One of the things that I've heard over and over from some quarters of the trans community about today's worldwide celebration of the Transgender Day of Remembrance is that it's 'too somber' or 'depressing'.
Um, hello! It's a memorial to the people we've lost to anti-transgender violence. It's not supposed to be a happy-happy joy-joy event.
TDOR is designed to point out to the media the cost of anti-trans violence. It's an opportunity for our allies to do intersectional work with our community and support us on one of our issues.
And when I lost my friend Nakhia to violence while living in Louisville back in 2008, it became a way to show the family and friends of the departed transperson how much we love and respect that individual and provide some closure for all who knew the person.
It is not an opportunity for GLAAD, HRC or other gay and lesbian orgs to fundraise in our community for their coffers, or for college students or people to have an excuse to party. You want a party, then do so on the International Day of Trans Visibility or pick another day on the calendar such as TDOR founder Gwen Smith suggested, the August anniversary date of the 1966 Compton's Cafeteria riots..
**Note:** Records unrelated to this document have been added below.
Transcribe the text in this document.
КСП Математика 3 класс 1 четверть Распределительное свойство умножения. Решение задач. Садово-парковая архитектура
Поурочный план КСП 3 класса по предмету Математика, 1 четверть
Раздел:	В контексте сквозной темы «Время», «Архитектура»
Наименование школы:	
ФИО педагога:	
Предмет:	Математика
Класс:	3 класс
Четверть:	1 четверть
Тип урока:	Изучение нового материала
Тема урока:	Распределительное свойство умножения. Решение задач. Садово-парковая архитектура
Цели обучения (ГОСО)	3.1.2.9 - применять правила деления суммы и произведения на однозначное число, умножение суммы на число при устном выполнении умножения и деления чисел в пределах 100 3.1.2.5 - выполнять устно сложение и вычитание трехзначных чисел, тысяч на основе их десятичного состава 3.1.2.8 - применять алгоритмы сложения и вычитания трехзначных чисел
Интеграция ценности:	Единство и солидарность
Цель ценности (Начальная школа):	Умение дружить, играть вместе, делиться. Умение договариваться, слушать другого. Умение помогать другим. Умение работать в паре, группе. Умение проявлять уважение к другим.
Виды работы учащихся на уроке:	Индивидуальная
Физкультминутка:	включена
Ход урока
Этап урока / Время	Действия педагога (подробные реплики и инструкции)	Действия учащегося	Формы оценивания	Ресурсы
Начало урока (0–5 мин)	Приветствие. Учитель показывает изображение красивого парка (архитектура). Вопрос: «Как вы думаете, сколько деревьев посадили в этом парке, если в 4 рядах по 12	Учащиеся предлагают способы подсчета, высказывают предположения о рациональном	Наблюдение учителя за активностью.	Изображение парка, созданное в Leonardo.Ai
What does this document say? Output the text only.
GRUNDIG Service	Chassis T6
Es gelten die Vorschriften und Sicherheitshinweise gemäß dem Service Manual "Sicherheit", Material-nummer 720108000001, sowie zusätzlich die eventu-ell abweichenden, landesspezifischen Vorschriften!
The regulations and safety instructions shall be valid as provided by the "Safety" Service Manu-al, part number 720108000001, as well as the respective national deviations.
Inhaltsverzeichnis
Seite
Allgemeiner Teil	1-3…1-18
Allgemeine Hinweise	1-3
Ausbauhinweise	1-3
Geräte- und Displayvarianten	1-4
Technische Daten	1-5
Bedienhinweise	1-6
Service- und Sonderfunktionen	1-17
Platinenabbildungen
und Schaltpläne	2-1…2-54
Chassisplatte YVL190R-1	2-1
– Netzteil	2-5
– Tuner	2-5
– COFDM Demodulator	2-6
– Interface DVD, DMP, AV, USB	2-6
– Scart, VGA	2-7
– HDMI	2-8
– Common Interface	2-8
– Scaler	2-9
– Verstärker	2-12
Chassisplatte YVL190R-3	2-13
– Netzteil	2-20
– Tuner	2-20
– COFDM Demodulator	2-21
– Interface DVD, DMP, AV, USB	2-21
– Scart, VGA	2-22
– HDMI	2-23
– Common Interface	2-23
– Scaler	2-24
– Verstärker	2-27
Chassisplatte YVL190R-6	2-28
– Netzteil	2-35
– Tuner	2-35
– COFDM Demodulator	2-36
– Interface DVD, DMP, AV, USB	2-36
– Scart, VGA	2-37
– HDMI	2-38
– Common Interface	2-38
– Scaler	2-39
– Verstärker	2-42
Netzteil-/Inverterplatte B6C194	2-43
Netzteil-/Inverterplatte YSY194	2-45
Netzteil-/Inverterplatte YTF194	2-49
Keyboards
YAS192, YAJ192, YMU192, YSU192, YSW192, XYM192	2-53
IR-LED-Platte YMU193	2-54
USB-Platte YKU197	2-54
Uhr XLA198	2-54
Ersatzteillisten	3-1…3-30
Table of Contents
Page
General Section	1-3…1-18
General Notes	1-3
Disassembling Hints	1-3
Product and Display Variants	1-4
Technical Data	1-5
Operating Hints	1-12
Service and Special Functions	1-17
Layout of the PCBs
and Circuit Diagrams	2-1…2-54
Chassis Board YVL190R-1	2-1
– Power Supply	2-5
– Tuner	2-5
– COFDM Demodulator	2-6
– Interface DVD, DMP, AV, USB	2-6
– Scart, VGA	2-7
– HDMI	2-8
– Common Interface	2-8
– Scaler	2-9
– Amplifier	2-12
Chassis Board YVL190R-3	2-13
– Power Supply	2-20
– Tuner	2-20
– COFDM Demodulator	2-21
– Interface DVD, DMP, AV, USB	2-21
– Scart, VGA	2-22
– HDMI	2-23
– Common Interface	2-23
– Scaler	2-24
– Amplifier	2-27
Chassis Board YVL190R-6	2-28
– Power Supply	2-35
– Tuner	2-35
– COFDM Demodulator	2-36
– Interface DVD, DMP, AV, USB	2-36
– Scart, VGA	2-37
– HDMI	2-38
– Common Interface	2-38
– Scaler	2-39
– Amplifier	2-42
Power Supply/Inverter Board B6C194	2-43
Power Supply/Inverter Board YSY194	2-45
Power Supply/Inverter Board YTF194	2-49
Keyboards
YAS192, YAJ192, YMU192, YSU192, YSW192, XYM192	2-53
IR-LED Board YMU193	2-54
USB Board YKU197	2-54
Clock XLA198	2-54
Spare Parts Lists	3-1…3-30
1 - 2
TDOR exists as a day for us to memorialize the people that we've lost and get people to focus on the fact we are taking the brunt of violence aimed at the TBLG community. As a transperson of African descent, I damned sure want to keep it in the forefront of people's minds that 70% of the people we memorialize every year are transpeople of color.
There are 364 other days on the calendar (365 in a leap year) for partying. This isn't one of them.